Nachdem die Klägerin demnach den ursprünglichen Antrag auf Bundeserziehungsgeld für das zweite Lebensjahr von David vom 08.06.1998 zurücknehmen und wirksam am 02.02.1999 einen neuen Antrag stellen konnte, gelten für die Inanspruchnahme von Freibeträgen für diesen Leistungszeitraum die Verhältnisse zum Zeitpunkt des neuen Antrags. Das bedeutet, dass bei der Ermittlung des Anspruchs auf Bundeserziehungsgeld für das zweite Lebensjahr von David unter Einbeziehung der am 1999 geborenen Zwillinge Antonia und Pauline ein Freibetrag in Höhe von insgesamt 16.800,00 DM für "weitere Kinder" nach § 5 Abs.2 Satz 3 BErzGG zu berücksichtigen ist.
Einer entsprechenden Verbescheidung durch den Beklagten steht nicht entgegen, dass der Beklagte bereits mit Bescheid vom 08.07.1998 - ablehnend - über den Antrag der Klägerin vom 08.06.1998 auf Bundeserziehungsgeld für das zweite Lebensjahr von David entschieden hat. Dieser Bescheid ist durch die Rücknahme des Antrags vom 08.06.1998 am 02.02.1999 unwirksam geworden, so dass für die weitere Durchführung des Widerspruchsverfahrens und das anschließende Klageverfahren S 9 EG 7/99 kein Rechtsschutzinteresse bestand. Einer gerichtlichen Aufhebung des ursprünglichen Bescheides bedurfte es nicht (s. Kopp/Ramsauer, Rdz.72 zu § 22 VwVfG, zum vergleichbaren Fall der Klagerücknahme nach ergangener, noch nichts rechtskräftiger Entscheidung s. Meyer-Ladewig, Rdz.9 zu § 102 SGG). Bei anderer Auffassung müsste der Beklagte in Ausführung des Urteils des SG den ursprünglichen Bescheid vom 08.07.1998/Widerspruchsbescheid vom 01.04.1999 aufheben.

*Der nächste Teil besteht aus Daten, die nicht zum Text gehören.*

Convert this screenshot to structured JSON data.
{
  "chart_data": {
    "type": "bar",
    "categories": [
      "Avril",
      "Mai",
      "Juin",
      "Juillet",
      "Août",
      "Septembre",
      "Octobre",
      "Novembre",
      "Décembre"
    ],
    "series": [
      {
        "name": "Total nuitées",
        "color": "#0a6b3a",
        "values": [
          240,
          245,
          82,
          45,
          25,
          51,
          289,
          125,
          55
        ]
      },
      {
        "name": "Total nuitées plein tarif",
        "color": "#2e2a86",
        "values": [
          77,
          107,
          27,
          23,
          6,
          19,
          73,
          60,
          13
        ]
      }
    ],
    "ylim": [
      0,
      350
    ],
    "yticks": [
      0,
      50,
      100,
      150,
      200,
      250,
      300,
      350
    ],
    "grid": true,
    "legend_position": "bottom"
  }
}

Die Kostenentscheidung beruht auf § 193 SGG.
Die Revision wurde nach § 160 Abs.2 Nr.1 SGG wegen grundsätzlicher Bedeutung der Rechtssache zugelassen.

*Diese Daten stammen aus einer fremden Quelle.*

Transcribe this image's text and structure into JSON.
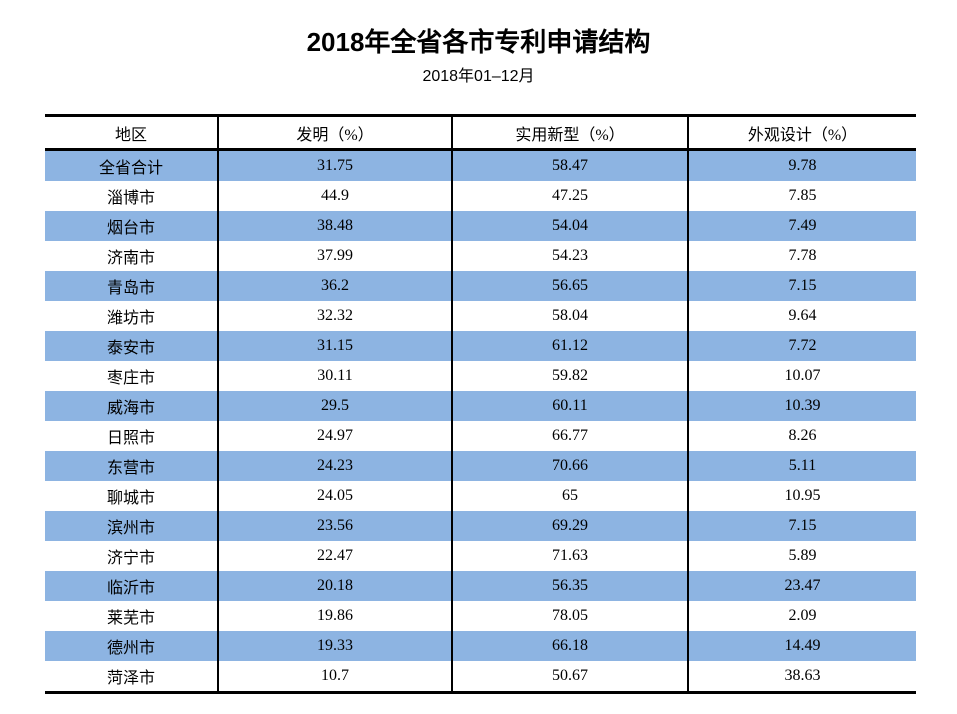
{
  "header": {
    "title": "2018年全省各市专利申请结构",
    "subtitle": "2018年01–12月"
  },
  "colors": {
    "row_highlight": "#8DB4E2",
    "border": "#000000",
    "text": "#000000",
    "background": "#FFFFFF"
  },
  "chart_data": {
    "type": "table",
    "title": "2018年全省各市专利申请结构",
    "subtitle": "2018年01–12月",
    "columns": [
      "地区",
      "发明（%）",
      "实用新型（%）",
      "外观设计（%）"
    ],
    "rows": [
      [
        "全省合计",
        31.75,
        58.47,
        9.78
      ],
      [
        "淄博市",
        44.9,
        47.25,
        7.85
      ],
      [
        "烟台市",
        38.48,
        54.04,
        7.49
      ],
      [
        "济南市",
        37.99,
        54.23,
        7.78
      ],
      [
        "青岛市",
        36.2,
        56.65,
        7.15
      ],
      [
        "潍坊市",
        32.32,
        58.04,
        9.64
      ],
      [
        "泰安市",
        31.15,
        61.12,
        7.72
      ],
      [
        "枣庄市",
        30.11,
        59.82,
        10.07
      ],
      [
        "威海市",
        29.5,
        60.11,
        10.39
      ],
      [
        "日照市",
        24.97,
        66.77,
        8.26
      ],
      [
        "东营市",
        24.23,
        70.66,
        5.11
      ],
      [
        "聊城市",
        24.05,
        65,
        10.95
      ],
      [
        "滨州市",
        23.56,
        69.29,
        7.15
      ],
      [
        "济宁市",
        22.47,
        71.63,
        5.89
      ],
      [
        "临沂市",
        20.18,
        56.35,
        23.47
      ],
      [
        "莱芜市",
        19.86,
        78.05,
        2.09
      ],
      [
        "德州市",
        19.33,
        66.18,
        14.49
      ],
      [
        "菏泽市",
        10.7,
        50.67,
        38.63
      ]
    ],
    "layout": {
      "stripe_pattern": "even rows highlighted (row 0 = 全省合计 is blue)",
      "grid": "thick horizontal rules above/below header and at table bottom; thin vertical separators between columns; no outer side borders"
    }
  }
}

II. Der Beklagte hat der Klägerin auch die außergerichtlichen Kosten des zweiten Rechtszuges zu erstatten.
III. Die Revision wird zugelassen.
Tatbestand:
Die 1965 geborene verheiratete Klägerin, Mutter des am 1991 geborenen Lukas und des am 1993 geborenen Simon, brachte, zu diesem Zeitpunkt im Alhi-Bezug, am 1997 ein weiteres Kind, David, zur Welt. Für das erste Lebensjahr von David erhielt die Klägerin für dessen erste sechs Lebensmonate vom 22.07.1997 bis 21.01.1998 Bundeserziehungsgeld. Für das zweite Halbjahr errechnete sich wegen der Höhe des Einkommens des Ehegatten der Klägerin kein Anspruch.
Streitig ist, ob der Klägerin Bundeserziehungsgeld für das zweite Lebensjahr von David vom 22.07.1998 bis 21.07.1999 zusteht.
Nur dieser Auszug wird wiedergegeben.